Am 20. Januar 1942 kamen in einer Villa am Großen Wannsee in Berlin 15 NS-Funktionäre zusammen, um Details der sogenannten „Endlösung der Judenfrage“ zu erörtern. 80 Jahre später haben Deutsche und Israelis unterschiedliche Lehren gezogen.
Von Carmen Shamsianpur

Nie wieder!“ – so lautet die bedeutungsschwere, oft aber zur leeren Worthülse verkommene Parole beim Gedenken an die Zeit des Nationalsozialismus. Auch im Gästebuch der Bildungs- und Gedenkstätte „Haus der Wannseekonferenz“ hat sie ihren festen Platz. 

Sie wollten elf Millionen Juden ermorden

An dem idyllischen Ort befasste sich 1942 ein gutes Dutzend hochgebildeter Männer bei einer Arbeitsbesprechung mit der Vernichtung der Juden. Elf Millionen Menschen seien zu ermorden, Männer, Frauen und Kinder. Der Massenmord war bereits in vollem Gange und musste weder beschlossen noch geplant, nur noch präzisiert werden.

Der rangniedrigste Teilnehmer, Obersturmbannführer Adolf Eichmann, fertigte das Protokoll an und schönte darin die Sprache. Jahre später sagte er bei seinem Verhör in Jerusalem aus, dass die Herren bei ihrem Treffen unverblümt die Worte „töten, eliminieren und vernichten“ benutzten. Im Anschluss gab es ein Frühstück.
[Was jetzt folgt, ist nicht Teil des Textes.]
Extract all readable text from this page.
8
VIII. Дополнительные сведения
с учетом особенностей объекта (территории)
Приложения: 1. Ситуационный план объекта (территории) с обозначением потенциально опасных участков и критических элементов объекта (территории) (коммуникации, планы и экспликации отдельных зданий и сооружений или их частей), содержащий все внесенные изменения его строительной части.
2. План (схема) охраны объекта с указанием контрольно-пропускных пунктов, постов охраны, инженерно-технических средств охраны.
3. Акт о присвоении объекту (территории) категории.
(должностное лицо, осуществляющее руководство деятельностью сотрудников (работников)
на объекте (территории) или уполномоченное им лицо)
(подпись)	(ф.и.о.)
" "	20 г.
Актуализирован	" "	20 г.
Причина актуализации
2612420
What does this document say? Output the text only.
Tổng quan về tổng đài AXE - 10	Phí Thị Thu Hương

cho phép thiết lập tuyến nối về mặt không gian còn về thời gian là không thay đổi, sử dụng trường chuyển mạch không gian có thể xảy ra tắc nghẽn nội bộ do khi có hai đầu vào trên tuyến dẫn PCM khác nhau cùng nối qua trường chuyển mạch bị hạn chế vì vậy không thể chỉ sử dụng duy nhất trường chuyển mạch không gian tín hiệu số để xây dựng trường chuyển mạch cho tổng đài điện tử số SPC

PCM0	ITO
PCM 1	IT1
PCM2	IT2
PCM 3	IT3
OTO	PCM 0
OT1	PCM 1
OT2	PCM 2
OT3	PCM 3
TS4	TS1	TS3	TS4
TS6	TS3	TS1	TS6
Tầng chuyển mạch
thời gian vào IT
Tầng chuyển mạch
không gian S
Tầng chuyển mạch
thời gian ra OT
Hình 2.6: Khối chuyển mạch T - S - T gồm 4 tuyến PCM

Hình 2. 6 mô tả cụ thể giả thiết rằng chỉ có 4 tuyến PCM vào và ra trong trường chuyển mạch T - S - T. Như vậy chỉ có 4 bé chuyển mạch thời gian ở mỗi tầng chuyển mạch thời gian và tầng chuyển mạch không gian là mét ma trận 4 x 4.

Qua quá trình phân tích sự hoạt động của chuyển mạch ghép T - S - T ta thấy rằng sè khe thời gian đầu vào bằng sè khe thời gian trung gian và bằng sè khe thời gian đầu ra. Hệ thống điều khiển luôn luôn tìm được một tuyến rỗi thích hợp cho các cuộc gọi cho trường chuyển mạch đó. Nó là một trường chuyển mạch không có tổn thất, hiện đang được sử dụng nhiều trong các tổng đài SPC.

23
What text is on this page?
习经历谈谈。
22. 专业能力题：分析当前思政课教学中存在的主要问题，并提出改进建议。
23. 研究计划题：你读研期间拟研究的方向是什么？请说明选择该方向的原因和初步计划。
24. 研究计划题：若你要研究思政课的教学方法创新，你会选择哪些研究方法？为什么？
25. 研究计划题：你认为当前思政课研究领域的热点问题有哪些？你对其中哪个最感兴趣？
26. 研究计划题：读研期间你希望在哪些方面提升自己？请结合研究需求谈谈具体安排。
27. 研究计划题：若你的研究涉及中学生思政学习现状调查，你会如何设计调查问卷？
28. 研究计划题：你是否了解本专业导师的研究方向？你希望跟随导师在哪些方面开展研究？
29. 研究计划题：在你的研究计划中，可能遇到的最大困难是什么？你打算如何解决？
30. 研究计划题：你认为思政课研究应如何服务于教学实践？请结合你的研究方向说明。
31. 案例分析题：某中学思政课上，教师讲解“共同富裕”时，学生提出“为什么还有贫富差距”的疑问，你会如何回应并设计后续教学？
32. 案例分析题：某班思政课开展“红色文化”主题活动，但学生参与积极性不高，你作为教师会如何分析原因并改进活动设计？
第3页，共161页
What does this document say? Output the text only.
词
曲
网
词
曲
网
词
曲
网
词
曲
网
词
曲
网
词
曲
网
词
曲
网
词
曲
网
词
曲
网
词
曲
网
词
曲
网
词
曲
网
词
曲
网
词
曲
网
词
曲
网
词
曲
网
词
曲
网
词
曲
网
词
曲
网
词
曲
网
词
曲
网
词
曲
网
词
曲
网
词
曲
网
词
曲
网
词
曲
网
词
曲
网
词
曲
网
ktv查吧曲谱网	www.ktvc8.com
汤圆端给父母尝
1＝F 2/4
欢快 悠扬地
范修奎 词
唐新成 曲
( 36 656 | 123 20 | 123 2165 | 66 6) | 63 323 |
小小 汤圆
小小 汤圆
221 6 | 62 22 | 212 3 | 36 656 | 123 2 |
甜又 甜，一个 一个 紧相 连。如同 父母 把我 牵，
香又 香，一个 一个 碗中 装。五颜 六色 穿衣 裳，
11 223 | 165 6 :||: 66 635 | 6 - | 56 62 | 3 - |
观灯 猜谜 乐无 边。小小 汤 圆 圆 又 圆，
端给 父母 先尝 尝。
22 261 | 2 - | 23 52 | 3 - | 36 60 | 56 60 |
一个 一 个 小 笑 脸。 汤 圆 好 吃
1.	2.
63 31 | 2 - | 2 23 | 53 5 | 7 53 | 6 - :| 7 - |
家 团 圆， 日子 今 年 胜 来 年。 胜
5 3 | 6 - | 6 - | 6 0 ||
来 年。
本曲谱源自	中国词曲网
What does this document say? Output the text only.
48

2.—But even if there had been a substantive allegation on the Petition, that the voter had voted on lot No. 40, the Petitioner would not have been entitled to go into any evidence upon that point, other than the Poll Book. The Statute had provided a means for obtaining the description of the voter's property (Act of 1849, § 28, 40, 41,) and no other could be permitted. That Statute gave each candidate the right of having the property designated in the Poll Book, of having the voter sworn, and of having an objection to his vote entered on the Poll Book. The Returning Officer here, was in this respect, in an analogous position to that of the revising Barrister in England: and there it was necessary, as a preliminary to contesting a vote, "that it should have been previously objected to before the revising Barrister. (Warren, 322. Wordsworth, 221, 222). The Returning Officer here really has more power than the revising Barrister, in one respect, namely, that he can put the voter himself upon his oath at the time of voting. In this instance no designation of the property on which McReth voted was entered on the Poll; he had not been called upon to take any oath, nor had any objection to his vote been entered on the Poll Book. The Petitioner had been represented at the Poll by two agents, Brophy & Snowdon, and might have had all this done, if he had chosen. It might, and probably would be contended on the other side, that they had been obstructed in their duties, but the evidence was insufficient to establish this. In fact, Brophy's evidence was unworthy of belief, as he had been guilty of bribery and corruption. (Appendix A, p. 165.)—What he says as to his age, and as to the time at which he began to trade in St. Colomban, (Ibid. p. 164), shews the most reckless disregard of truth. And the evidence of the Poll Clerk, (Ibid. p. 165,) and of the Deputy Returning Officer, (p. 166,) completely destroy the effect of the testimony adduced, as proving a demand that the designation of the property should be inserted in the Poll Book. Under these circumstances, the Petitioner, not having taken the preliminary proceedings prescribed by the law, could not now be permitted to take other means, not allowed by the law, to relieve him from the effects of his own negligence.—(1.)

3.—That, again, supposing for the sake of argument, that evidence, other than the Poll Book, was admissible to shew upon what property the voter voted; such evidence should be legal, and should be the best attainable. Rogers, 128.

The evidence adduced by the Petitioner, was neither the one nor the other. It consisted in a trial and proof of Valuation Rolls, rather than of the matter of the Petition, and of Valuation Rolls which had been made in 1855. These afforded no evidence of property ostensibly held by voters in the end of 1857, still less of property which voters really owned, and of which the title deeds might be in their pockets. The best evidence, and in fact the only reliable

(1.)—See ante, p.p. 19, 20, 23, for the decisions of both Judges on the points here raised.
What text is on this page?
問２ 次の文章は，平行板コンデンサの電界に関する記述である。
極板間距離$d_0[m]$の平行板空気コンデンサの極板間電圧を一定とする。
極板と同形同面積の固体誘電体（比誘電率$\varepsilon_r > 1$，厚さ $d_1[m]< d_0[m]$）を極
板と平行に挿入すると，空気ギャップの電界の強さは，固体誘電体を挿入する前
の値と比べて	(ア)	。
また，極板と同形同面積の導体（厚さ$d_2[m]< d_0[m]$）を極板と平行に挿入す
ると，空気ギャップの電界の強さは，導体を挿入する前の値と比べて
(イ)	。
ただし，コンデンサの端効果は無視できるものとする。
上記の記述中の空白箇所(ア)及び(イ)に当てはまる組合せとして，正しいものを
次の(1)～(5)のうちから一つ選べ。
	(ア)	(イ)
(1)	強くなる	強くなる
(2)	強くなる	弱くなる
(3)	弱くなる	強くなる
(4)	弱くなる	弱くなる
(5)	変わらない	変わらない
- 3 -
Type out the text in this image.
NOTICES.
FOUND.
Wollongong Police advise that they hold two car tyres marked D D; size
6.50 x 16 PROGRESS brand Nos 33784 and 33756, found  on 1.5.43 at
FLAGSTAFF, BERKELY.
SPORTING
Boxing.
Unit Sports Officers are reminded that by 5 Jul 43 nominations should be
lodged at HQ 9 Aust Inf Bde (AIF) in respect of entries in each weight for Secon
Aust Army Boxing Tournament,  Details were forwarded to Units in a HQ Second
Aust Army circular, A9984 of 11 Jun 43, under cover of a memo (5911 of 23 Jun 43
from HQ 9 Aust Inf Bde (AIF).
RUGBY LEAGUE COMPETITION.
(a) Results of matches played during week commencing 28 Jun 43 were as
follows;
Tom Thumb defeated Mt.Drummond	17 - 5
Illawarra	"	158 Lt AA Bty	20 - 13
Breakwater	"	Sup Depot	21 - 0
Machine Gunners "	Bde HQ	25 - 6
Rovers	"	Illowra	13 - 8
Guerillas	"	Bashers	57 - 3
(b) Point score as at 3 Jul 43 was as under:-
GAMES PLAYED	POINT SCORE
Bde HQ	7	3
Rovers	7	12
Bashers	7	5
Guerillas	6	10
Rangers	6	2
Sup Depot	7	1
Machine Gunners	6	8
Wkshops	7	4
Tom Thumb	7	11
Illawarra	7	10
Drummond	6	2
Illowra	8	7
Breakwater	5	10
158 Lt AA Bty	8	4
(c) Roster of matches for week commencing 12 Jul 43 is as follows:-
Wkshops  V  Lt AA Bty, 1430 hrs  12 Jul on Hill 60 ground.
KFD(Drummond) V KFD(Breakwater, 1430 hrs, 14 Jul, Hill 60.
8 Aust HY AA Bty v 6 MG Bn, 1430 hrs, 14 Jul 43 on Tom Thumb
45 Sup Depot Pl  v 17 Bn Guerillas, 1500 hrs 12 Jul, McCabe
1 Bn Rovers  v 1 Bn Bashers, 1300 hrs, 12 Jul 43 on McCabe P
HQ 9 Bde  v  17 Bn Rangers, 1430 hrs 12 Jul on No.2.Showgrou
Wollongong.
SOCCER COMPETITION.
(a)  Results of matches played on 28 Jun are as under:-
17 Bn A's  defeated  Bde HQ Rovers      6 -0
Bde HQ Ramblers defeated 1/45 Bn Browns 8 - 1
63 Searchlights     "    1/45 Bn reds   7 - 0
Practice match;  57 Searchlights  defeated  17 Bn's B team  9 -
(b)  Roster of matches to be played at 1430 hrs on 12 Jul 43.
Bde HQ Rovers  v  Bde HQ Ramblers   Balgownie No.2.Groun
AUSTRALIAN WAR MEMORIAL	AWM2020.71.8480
Ein Ort, der Illusionen raubt

Die Villa am Wannsee ist ein Ort, der Illusionen raubt. Er zeigt, wie das abgrundtief Böse sich hinter Schönheit, Geselligkeit und Doktortiteln verbergen kann. Und er verdeutlicht, dass Kultur, Bildung und Aufklärung allein kein wirksames Mittel gegen Antisemitismus sind. 

Deutsche und Israelis ziehen daraus die gleiche Schlussfolgerung: „Nie wieder“. Sie füllen die Worte jedoch mit sehr unterschiedlichem Inhalt. Aya Zarfati, eine Mitarbeiterin der Gedenkstätte, schrieb ihre Masterarbeit zur Erinnerungskultur und der Bedeutung der Wannsee-Konferenz in der israelischen Gesellschaft. Dazu wertete sie Besucherbefragungen und Einträge im Gästebuch aus.

Für Israelis bedeutet das „Nie wieder“ vor allem, einen wehrhaften Staat zu haben. Die Antworten der Befragten ähneln einander: „So lange der Staat Israel existiert, wird dies nie wieder geschehen“; „Wir werden nie wieder unseren unabhängigen Staat Israel verlieren“; „Nie wieder, solange das jüdische Volk über einen starken Staat und militärische Mittel verfügt“; „Nie wieder – der Staat Israel wurde gegründet“.

Pazifismus um jeden Preis

Diese vorrangige, einleuchtende Bedeutung des „Nie wieder“ kommt im deutschen Gedenken so gut wie gar nicht vor. Denn „Nie wieder“ heißt hierzulande vor allem „Nie wieder Krieg“: Pazifismus um jeden Preis, so erweckt es manchmal den Eindruck, auch auf Kosten des jüdischen Staates. Konsequentes Vorgehen gegen modernen Vernichtungsantisemitismus in Form von Hamas oder Iran ist kein Bestandteil des deutschen „Nie wieder“. Noch immer schreien Hisbollah-Anhänger beim jährlichen Al-Quds-Tag in Berlin ungehindert antisemitische Slogans.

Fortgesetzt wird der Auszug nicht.